Test de popularité grandeur nature
La liste Kurdistan, du duo Barzani-Talabani, emportera-t-elle les élections ? L’UPK, en perte de vitesse, tire le PDK vers le bas. Bien qu’elle peut compter sur les voix de tribus qui leur ont fait allégeance, de nouvelles forces apparaissent, issues de la mouvance islamique ou inspirées par le PKK, l’organisation séparatiste kurde de Turquie. Kamal Saïd Qadir s’est déclaré candidat. Moushiwan Mustapha, qui dirige le groupe de presse Wisha Media Corporation, se présente en alternative sérieuse. Considéré comme « l’enfant terrible » du nationalisme kurde irakien, il concourra, avec Jawhar Namiq, membre de la direction du PDK qui l’a rejoint, sous l’étiquette du « Changement ». Sa liste peut compter sur le soutien du quotidien Rozhnama et de KNN-TV qui lui appartiennent. Mais, cette dernière n’émet que 7 heures par jour, peu à côté des chaînes radio et télévisées de l’alliance Barzani –Talabani avec leurs dix satellites émettant 24 heures sur 24. Mais, indication qui ne trompe pas, la défiance des Kurdes pour leurs dirigeants, un sondage effectué par Hawlati le 12 mai, place la liste du Changement en tête avec 59,3% des voix, suivie par celle des Quatre Partis qui regroupe des mouvements islamique et de gauche (19%). La liste Kurdistan ne dépasserait pas les 20%.

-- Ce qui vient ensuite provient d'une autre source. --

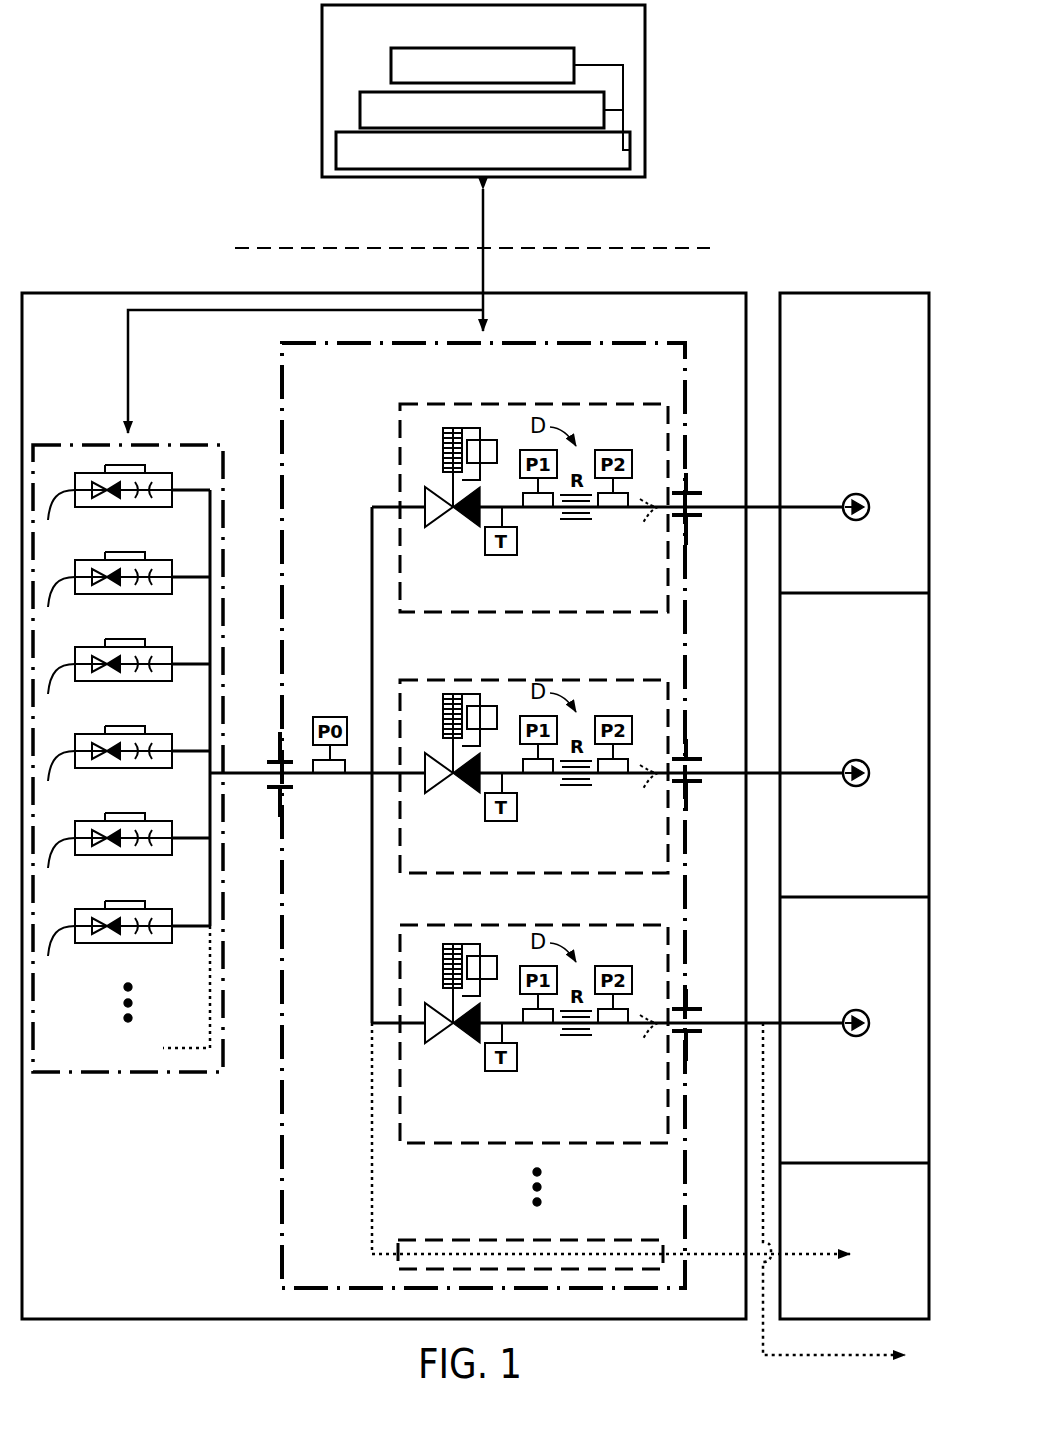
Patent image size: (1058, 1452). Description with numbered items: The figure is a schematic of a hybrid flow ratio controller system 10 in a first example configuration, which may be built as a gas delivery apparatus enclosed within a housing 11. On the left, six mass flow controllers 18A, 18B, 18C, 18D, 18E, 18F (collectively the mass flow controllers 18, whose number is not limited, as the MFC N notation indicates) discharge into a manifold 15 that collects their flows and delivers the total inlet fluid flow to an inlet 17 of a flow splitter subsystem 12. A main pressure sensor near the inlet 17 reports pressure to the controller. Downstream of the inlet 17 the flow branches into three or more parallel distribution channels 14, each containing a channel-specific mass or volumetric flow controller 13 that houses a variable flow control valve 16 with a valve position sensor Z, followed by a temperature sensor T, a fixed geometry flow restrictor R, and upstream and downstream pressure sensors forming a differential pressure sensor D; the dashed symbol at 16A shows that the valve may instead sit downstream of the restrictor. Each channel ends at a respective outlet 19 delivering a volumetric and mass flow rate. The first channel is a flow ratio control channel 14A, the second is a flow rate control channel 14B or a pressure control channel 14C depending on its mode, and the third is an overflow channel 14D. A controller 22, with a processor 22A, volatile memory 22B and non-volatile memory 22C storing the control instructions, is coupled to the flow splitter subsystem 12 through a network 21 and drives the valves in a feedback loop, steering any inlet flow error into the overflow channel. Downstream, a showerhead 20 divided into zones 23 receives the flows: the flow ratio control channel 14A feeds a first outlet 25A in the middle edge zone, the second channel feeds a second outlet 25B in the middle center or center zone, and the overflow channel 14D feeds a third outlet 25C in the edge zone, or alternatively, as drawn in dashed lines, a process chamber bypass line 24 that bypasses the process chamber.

Qotab Talabani, le très contesté « ambassadeur » kurde aux Etats-Unis, a beau exhorter la diaspora kurde à dépasser ses ressentiments, la décision du Gouvernement Régional Kurde (KRG) de ne pas appeler à voter les électeurs résidant à l’étranger, jugés trop frondeurs, est du plus mauvais effet. Depuis plusieurs décennies, les Barzani et Talabani ont fait miroiter aux yeux des Kurdes les bienfaits de la démocratie et de l’indépendance. Pour ce qui est des libertés, depuis l’agression américaine de 2003, la population ne se fait plus d’illusions. Depuis qu’en mars dernier, Jalal Talabani a jugé « impossible » l'accession du Kurdistan irakien à l'indépendance, et réduit les vieilles revendications séparatistes kurdes à un « rêve poétique », le désenchantement transcende tout l’éventail politique. Quel que soit le résultat des élections en juillet, la stabilité dans cette région d’Irak est des plus incertaines.